Он слабо улыбнулся — тихий, деликатный, с мятежной головой Степана Разина на белоснежной, валиком, подушке парижского отеля.
— Глебушка, — сказал он, — руку вытяни.
“Бредит”, — подумал я, но руку вытянул и жду, что он скажет дальше.
— Пальцы видишь? — спросил он.
— Вижу.
— Резко видишь?
— Резко, Вася, очень резко.
— Слава богу, — он с облегчением вздохнул. “Точно, бредит”, — подумал я.
— Значит, не холера, при холере все не резко, — сказал он и затих.
Утром я проснулся от тихого стука в дверь. На пороге Вася. Улыбается. Руки за спиной держит. И вдруг протягивает мне книгу своих рассказов.
— За что?
— За “Начало”. Спасибо тебе. Просто именины сердца… Всю ночь о нем думал».

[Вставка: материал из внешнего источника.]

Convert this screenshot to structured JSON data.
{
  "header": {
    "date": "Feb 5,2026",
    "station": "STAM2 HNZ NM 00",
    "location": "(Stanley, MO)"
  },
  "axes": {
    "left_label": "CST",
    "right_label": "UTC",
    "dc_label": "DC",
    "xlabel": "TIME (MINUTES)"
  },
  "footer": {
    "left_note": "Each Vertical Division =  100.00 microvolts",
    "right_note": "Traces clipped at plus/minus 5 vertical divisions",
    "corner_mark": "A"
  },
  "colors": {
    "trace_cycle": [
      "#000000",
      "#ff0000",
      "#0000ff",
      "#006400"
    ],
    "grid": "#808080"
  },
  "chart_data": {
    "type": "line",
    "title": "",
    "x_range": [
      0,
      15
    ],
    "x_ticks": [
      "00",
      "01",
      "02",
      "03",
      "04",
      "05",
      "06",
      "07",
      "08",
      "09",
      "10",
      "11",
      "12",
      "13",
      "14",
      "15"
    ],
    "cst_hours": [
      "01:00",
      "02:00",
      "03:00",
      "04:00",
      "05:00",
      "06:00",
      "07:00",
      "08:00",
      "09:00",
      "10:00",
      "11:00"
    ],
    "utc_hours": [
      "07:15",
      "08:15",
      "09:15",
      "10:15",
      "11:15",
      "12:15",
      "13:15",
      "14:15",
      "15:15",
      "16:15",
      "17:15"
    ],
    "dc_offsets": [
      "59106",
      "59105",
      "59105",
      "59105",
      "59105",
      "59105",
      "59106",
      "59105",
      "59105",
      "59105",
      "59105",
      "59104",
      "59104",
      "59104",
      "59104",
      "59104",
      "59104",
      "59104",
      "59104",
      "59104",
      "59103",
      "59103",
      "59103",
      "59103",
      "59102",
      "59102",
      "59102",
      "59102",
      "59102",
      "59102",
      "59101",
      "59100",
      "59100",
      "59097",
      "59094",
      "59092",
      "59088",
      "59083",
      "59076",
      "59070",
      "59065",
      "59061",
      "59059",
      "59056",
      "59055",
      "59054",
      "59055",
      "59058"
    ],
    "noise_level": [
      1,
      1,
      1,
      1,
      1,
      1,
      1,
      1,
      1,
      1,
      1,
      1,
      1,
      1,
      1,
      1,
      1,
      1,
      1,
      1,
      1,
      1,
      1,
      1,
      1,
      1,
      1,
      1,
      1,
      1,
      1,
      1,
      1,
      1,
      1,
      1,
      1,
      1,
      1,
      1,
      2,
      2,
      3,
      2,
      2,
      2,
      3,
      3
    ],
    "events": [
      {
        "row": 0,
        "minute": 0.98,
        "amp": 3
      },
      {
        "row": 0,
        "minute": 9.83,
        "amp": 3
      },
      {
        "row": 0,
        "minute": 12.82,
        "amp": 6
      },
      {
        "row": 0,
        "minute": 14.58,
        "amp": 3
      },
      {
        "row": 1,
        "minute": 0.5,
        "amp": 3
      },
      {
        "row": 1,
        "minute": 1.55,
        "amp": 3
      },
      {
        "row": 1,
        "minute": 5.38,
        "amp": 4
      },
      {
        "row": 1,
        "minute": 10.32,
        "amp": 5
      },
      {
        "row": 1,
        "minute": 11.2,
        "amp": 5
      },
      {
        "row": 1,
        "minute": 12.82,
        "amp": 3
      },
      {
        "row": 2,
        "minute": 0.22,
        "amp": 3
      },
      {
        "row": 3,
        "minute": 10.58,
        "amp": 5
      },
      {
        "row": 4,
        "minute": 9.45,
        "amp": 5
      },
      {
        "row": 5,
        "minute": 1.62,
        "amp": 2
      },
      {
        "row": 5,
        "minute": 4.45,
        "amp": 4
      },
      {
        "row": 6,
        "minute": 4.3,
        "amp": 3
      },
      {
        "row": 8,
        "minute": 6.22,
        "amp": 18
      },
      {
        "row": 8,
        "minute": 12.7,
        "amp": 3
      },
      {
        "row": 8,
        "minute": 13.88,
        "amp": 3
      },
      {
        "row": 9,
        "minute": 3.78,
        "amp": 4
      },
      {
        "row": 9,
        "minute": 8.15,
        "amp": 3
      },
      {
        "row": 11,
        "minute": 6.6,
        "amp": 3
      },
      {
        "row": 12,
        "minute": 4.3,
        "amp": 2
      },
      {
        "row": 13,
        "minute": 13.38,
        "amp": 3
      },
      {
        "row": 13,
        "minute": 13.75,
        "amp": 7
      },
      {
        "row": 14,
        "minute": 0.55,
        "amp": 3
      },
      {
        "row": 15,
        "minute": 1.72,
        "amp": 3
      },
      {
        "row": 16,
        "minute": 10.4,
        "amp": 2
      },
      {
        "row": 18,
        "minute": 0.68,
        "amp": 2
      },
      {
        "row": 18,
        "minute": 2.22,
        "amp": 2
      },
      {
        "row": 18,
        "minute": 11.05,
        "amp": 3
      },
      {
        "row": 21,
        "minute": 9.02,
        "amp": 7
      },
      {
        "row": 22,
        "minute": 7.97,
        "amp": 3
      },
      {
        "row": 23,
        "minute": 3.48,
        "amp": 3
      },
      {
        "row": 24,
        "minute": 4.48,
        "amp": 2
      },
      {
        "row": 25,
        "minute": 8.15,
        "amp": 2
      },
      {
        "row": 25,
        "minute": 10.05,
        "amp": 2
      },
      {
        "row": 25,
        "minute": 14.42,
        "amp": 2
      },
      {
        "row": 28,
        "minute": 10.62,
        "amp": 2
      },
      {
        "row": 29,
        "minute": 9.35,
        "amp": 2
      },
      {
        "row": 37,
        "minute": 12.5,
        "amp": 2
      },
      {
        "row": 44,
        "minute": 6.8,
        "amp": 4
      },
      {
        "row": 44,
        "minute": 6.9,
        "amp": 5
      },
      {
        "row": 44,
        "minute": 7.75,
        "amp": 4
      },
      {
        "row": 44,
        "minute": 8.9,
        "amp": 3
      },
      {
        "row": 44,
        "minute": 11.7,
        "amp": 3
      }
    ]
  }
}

Книга, о которой вспоминал Глеб Панфилов, называлась «Земляки», она вышла в издательстве «Советская Россия» летом 1970 года. Но вот любопытный момент: описывая свои терзания в связи с тем, понравился или нет Шукшину его фильм, Панфилов ни словом не обмолвился о том, а какое впечатление произвела на него шукшинская картина. Зато с удовольствием вспоминал другое:
«На следующий день нас повезли в недорогой ресторан, где собирается молодежь, студенты, веселый, хипповый, суматошный народ. Такая типичная парижская забегаловка. Нам было там легко и весело. Так легко и так весело, что мы сначала не поняли, чего от нас хочет старичок-гардеробщик. Наконец поняли по запаху, вернее, догадались — горел Васин плащ. Хозяева тут же предложили Васе взамен дорогую дубленку, а мы искренне завидовали и горевали, что не наши пальтишки горели. А он — ни за что. Что я, нищий, говорит, воротник подверну и буду ходить. Так и проходил весь Париж в плаще с прогоревшим воротником. Весь Париж, который ему очень понравился. Но как только мы прилетели обратно в Москву, уже на стоянке такси он стал совсем другим.
В Париже был доброжелательным букой, а здесь сразу стал раскованным, хулиганистым и смешливым. Что-то запел, замурлыкал себе под нос. Нервничал, шутил. На родину человек вернулся, и стало ему от этого хорошо. А Париж ему понравился. Очень! Он купил там свою голубую мечту — карманные часы, но знаю, что в Москве тут же кому-то их подарил. А еще пистолет-пугач, который стрелял совсем как настоящий. Очень радовался покупке: “шарахнешь… а он живой”.